Amère révolution
Quatre ans après Automobile Club d’Égypte, sur les années 1940, Alaa El Aswany offre le roman que l’on attendait de lui sur le Printemps arabe.
L’Égypte a quelque peu changé, et Alaa El Aswany aussi, lui qui fut très présent place Tahrir, lors des événements de 2011. Une chose n’a cependant pas changé dans ses fictions, toujours chorales : elles lient et délient des destins personnels. Quatrième roman de l’écrivain égyptien, J’ai couru vers le Nil est interdit de publication dans son pays. En cause : il y démontre comment le régime est parvenu à retourner la révolution à son profit ! Et ce, à travers une galerie de personnages puisés dans des échelons très divers de la société cairote : le général Ahmed Alouani pour commencer, richissime chef de la sécurité d’État. Puis sa fille, Dania, qui soigne les blessés durant les manifestations. Il y a aussi Khaled, fils
d’un chauffeur de taxi, ou Mazen, ouvrier qui s’éprend d’Asma dès le début des rassemblements. Et Issam, un communiste qui ne sait comment éviter les Frères musulmans. Sans oublier cette speakerine de la télévision égyptienne qui renverse ses idéaux pour devenir une icône.
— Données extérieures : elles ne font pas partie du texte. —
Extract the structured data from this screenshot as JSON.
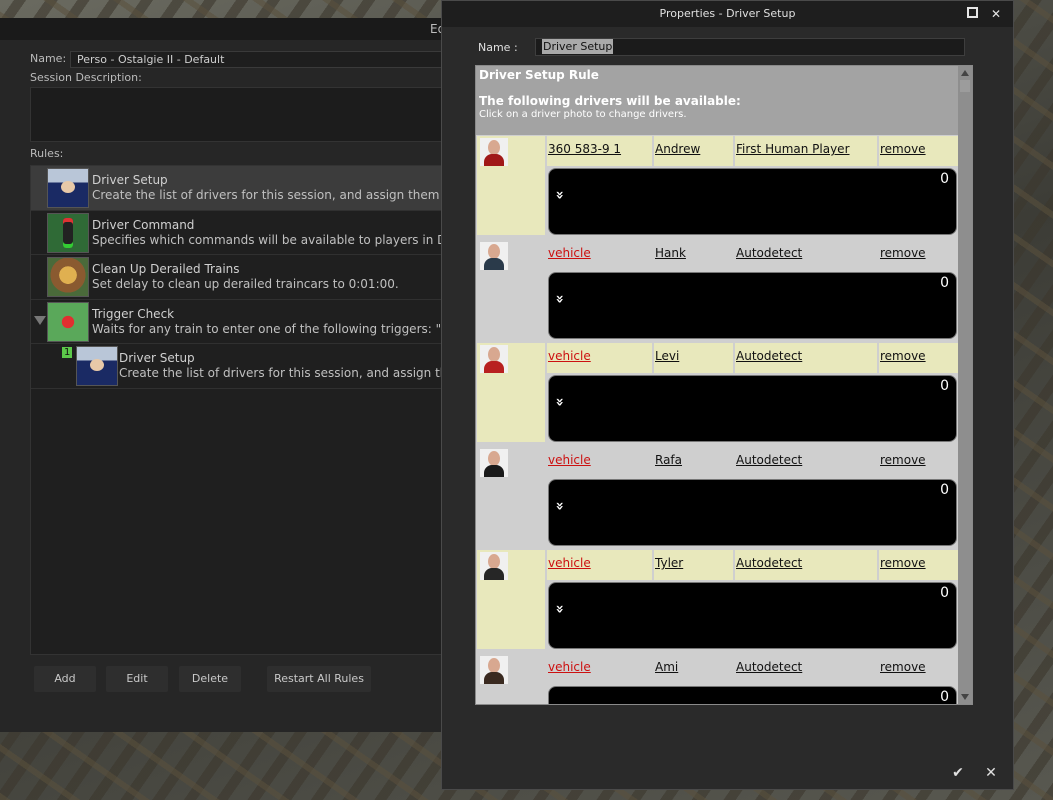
{
  "back_window": {
    "title_fragment": "Ed",
    "name_label": "Name:",
    "name_value": "Perso - Ostalgie II - Default",
    "session_description_label": "Session Description:",
    "rules_label": "Rules:",
    "rules": [
      {
        "title": "Driver Setup",
        "desc": "Create the list of drivers for this session, and assign them their o"
      },
      {
        "title": "Driver Command",
        "desc": "Specifies which commands will be available to players in Driver."
      },
      {
        "title": "Clean Up Derailed Trains",
        "desc": "Set delay to clean up derailed traincars to 0:01:00."
      },
      {
        "title": "Trigger Check",
        "desc": "Waits for any train to enter one of the following triggers: \"Cahlew"
      },
      {
        "title": "Driver Setup",
        "desc": "Create the list of drivers for this session, and assign them th",
        "child_index": "1"
      }
    ],
    "buttons": {
      "add": "Add",
      "edit": "Edit",
      "delete": "Delete",
      "restart": "Restart All Rules"
    }
  },
  "properties": {
    "title": "Properties - Driver Setup",
    "name_label": "Name :",
    "name_value": "Driver Setup",
    "header_title": "Driver Setup Rule",
    "header_subtitle": "The following drivers will be available:",
    "header_hint": "Click on a driver photo to change drivers.",
    "drivers": [
      {
        "vehicle": "360 583-9 1",
        "name": "Andrew",
        "control": "First Human Player",
        "remove": "remove",
        "count": "0",
        "vehicle_red": false
      },
      {
        "vehicle": "vehicle",
        "name": "Hank",
        "control": "Autodetect",
        "remove": "remove",
        "count": "0",
        "vehicle_red": true
      },
      {
        "vehicle": "vehicle",
        "name": "Levi",
        "control": "Autodetect",
        "remove": "remove",
        "count": "0",
        "vehicle_red": true
      },
      {
        "vehicle": "vehicle",
        "name": "Rafa",
        "control": "Autodetect",
        "remove": "remove",
        "count": "0",
        "vehicle_red": true
      },
      {
        "vehicle": "vehicle",
        "name": "Tyler",
        "control": "Autodetect",
        "remove": "remove",
        "count": "0",
        "vehicle_red": true
      },
      {
        "vehicle": "vehicle",
        "name": "Ami",
        "control": "Autodetect",
        "remove": "remove",
        "count": "0",
        "vehicle_red": true
      }
    ],
    "icons": {
      "restore": "restore-icon",
      "close": "close-icon",
      "ok": "checkmark-icon",
      "cancel": "cancel-icon",
      "expand": "chevron-icon"
    }
  }
}
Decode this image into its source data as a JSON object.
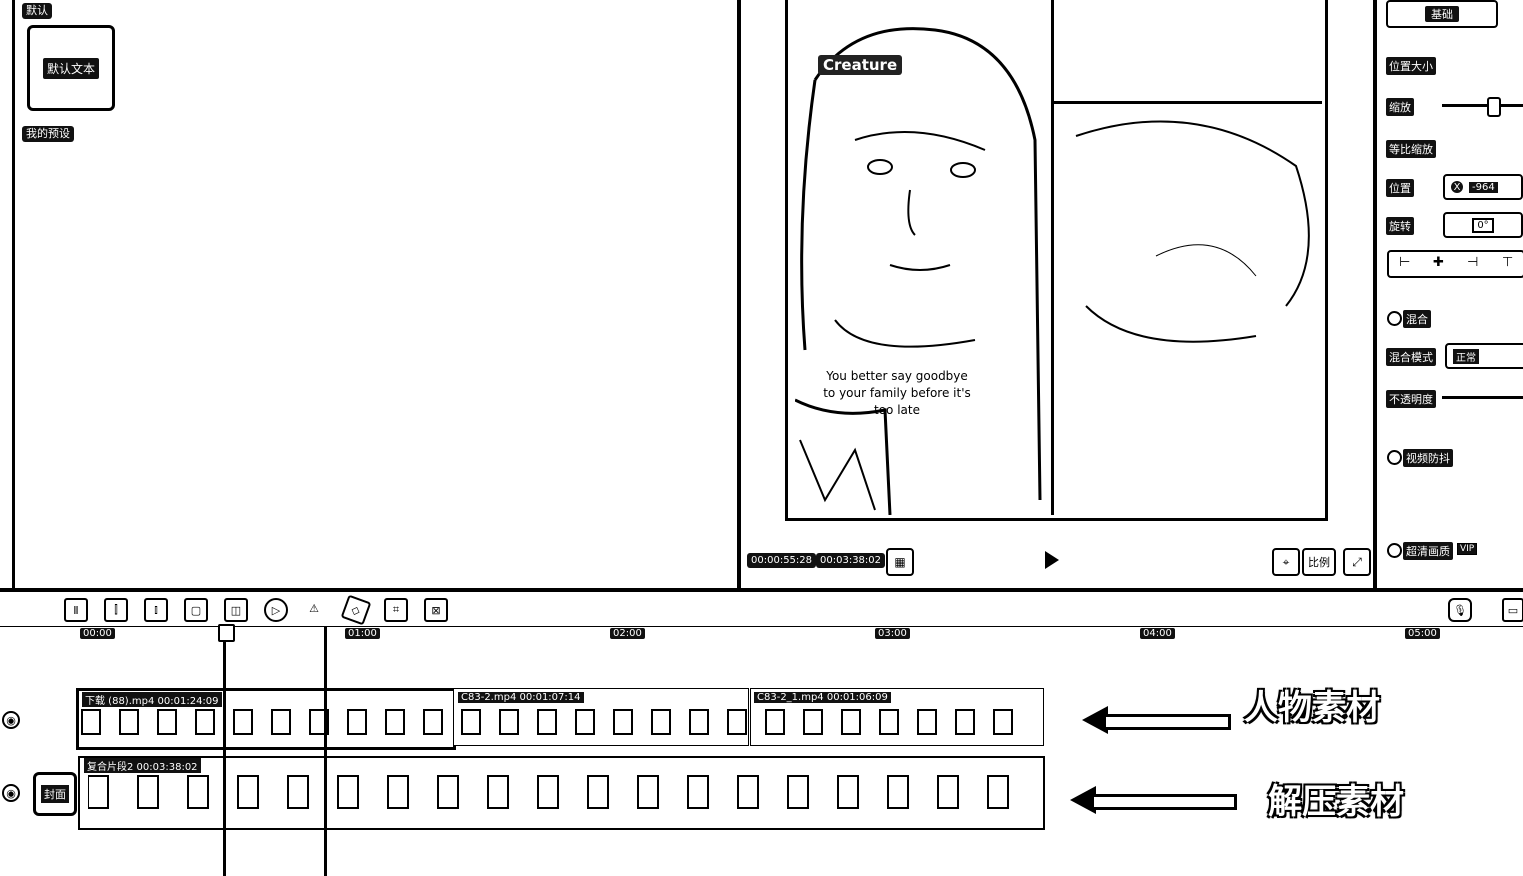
{
  "left_panel": {
    "default_label": "默认",
    "preset_text": "默认文本",
    "my_presets_label": "我的预设"
  },
  "preview": {
    "watermark": "Creature",
    "subtitle": "You better say goodbye to your family before it's too late",
    "current_time": "00:00:55:28",
    "total_time": "00:03:38:02",
    "ratio_label": "比例"
  },
  "props": {
    "tab_basic": "基础",
    "position_size": "位置大小",
    "scale": "缩放",
    "uniform_scale": "等比缩放",
    "position": "位置",
    "x_label": "X",
    "x_value": "-964",
    "rotate": "旋转",
    "rotate_value": "0°",
    "blend": "混合",
    "blend_mode_label": "混合模式",
    "blend_mode_value": "正常",
    "opacity": "不透明度",
    "stabilize": "视频防抖",
    "hd": "超清画质",
    "vip": "VIP"
  },
  "timeline": {
    "ticks": [
      "00:00",
      "01:00",
      "02:00",
      "03:00",
      "04:00",
      "05:00"
    ],
    "cover_label": "封面",
    "track1_clips": [
      {
        "title": "下载 (88).mp4  00:01:24:09"
      },
      {
        "title": "C83-2.mp4  00:01:07:14"
      },
      {
        "title": "C83-2_1.mp4  00:01:06:09"
      }
    ],
    "track2_clip": "复合片段2  00:03:38:02",
    "annotation_person": "人物素材",
    "annotation_asmr": "解压素材"
  }
}
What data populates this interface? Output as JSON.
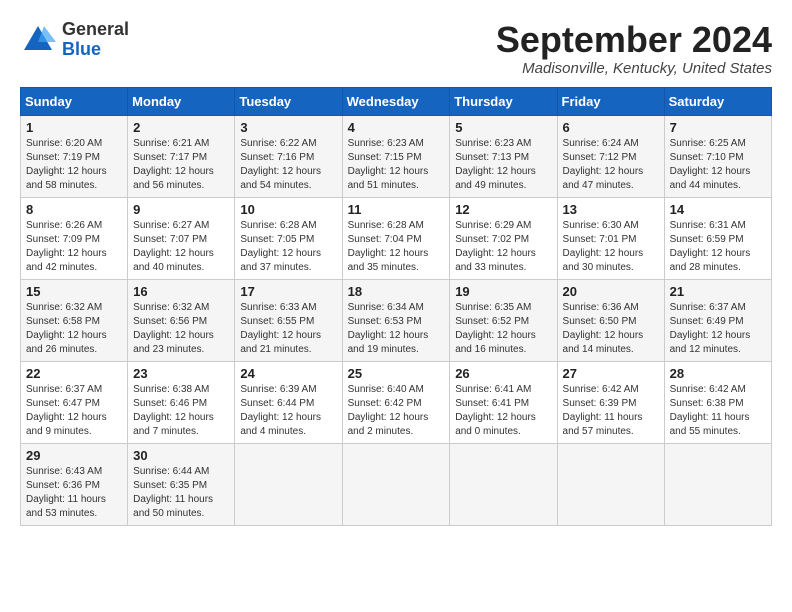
{
  "logo": {
    "general": "General",
    "blue": "Blue"
  },
  "title": "September 2024",
  "location": "Madisonville, Kentucky, United States",
  "headers": [
    "Sunday",
    "Monday",
    "Tuesday",
    "Wednesday",
    "Thursday",
    "Friday",
    "Saturday"
  ],
  "weeks": [
    [
      {
        "day": "1",
        "detail": "Sunrise: 6:20 AM\nSunset: 7:19 PM\nDaylight: 12 hours\nand 58 minutes."
      },
      {
        "day": "2",
        "detail": "Sunrise: 6:21 AM\nSunset: 7:17 PM\nDaylight: 12 hours\nand 56 minutes."
      },
      {
        "day": "3",
        "detail": "Sunrise: 6:22 AM\nSunset: 7:16 PM\nDaylight: 12 hours\nand 54 minutes."
      },
      {
        "day": "4",
        "detail": "Sunrise: 6:23 AM\nSunset: 7:15 PM\nDaylight: 12 hours\nand 51 minutes."
      },
      {
        "day": "5",
        "detail": "Sunrise: 6:23 AM\nSunset: 7:13 PM\nDaylight: 12 hours\nand 49 minutes."
      },
      {
        "day": "6",
        "detail": "Sunrise: 6:24 AM\nSunset: 7:12 PM\nDaylight: 12 hours\nand 47 minutes."
      },
      {
        "day": "7",
        "detail": "Sunrise: 6:25 AM\nSunset: 7:10 PM\nDaylight: 12 hours\nand 44 minutes."
      }
    ],
    [
      {
        "day": "8",
        "detail": "Sunrise: 6:26 AM\nSunset: 7:09 PM\nDaylight: 12 hours\nand 42 minutes."
      },
      {
        "day": "9",
        "detail": "Sunrise: 6:27 AM\nSunset: 7:07 PM\nDaylight: 12 hours\nand 40 minutes."
      },
      {
        "day": "10",
        "detail": "Sunrise: 6:28 AM\nSunset: 7:05 PM\nDaylight: 12 hours\nand 37 minutes."
      },
      {
        "day": "11",
        "detail": "Sunrise: 6:28 AM\nSunset: 7:04 PM\nDaylight: 12 hours\nand 35 minutes."
      },
      {
        "day": "12",
        "detail": "Sunrise: 6:29 AM\nSunset: 7:02 PM\nDaylight: 12 hours\nand 33 minutes."
      },
      {
        "day": "13",
        "detail": "Sunrise: 6:30 AM\nSunset: 7:01 PM\nDaylight: 12 hours\nand 30 minutes."
      },
      {
        "day": "14",
        "detail": "Sunrise: 6:31 AM\nSunset: 6:59 PM\nDaylight: 12 hours\nand 28 minutes."
      }
    ],
    [
      {
        "day": "15",
        "detail": "Sunrise: 6:32 AM\nSunset: 6:58 PM\nDaylight: 12 hours\nand 26 minutes."
      },
      {
        "day": "16",
        "detail": "Sunrise: 6:32 AM\nSunset: 6:56 PM\nDaylight: 12 hours\nand 23 minutes."
      },
      {
        "day": "17",
        "detail": "Sunrise: 6:33 AM\nSunset: 6:55 PM\nDaylight: 12 hours\nand 21 minutes."
      },
      {
        "day": "18",
        "detail": "Sunrise: 6:34 AM\nSunset: 6:53 PM\nDaylight: 12 hours\nand 19 minutes."
      },
      {
        "day": "19",
        "detail": "Sunrise: 6:35 AM\nSunset: 6:52 PM\nDaylight: 12 hours\nand 16 minutes."
      },
      {
        "day": "20",
        "detail": "Sunrise: 6:36 AM\nSunset: 6:50 PM\nDaylight: 12 hours\nand 14 minutes."
      },
      {
        "day": "21",
        "detail": "Sunrise: 6:37 AM\nSunset: 6:49 PM\nDaylight: 12 hours\nand 12 minutes."
      }
    ],
    [
      {
        "day": "22",
        "detail": "Sunrise: 6:37 AM\nSunset: 6:47 PM\nDaylight: 12 hours\nand 9 minutes."
      },
      {
        "day": "23",
        "detail": "Sunrise: 6:38 AM\nSunset: 6:46 PM\nDaylight: 12 hours\nand 7 minutes."
      },
      {
        "day": "24",
        "detail": "Sunrise: 6:39 AM\nSunset: 6:44 PM\nDaylight: 12 hours\nand 4 minutes."
      },
      {
        "day": "25",
        "detail": "Sunrise: 6:40 AM\nSunset: 6:42 PM\nDaylight: 12 hours\nand 2 minutes."
      },
      {
        "day": "26",
        "detail": "Sunrise: 6:41 AM\nSunset: 6:41 PM\nDaylight: 12 hours\nand 0 minutes."
      },
      {
        "day": "27",
        "detail": "Sunrise: 6:42 AM\nSunset: 6:39 PM\nDaylight: 11 hours\nand 57 minutes."
      },
      {
        "day": "28",
        "detail": "Sunrise: 6:42 AM\nSunset: 6:38 PM\nDaylight: 11 hours\nand 55 minutes."
      }
    ],
    [
      {
        "day": "29",
        "detail": "Sunrise: 6:43 AM\nSunset: 6:36 PM\nDaylight: 11 hours\nand 53 minutes."
      },
      {
        "day": "30",
        "detail": "Sunrise: 6:44 AM\nSunset: 6:35 PM\nDaylight: 11 hours\nand 50 minutes."
      },
      {
        "day": "",
        "detail": ""
      },
      {
        "day": "",
        "detail": ""
      },
      {
        "day": "",
        "detail": ""
      },
      {
        "day": "",
        "detail": ""
      },
      {
        "day": "",
        "detail": ""
      }
    ]
  ]
}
Autant de personnages qui incarnent chacun une facette de la société, mais surtout une manière de traverser ou d’épouser le mouvement. Alaa El Aswany dépeint un régime qui, toujours militaire, instrumentalise une guerre entre chrétiens et musulmans pour se légitimer. Une composition romanesque aussi radieuse qu’effroyable sur l’infiltration d’un poison nommé « contre-révolution ».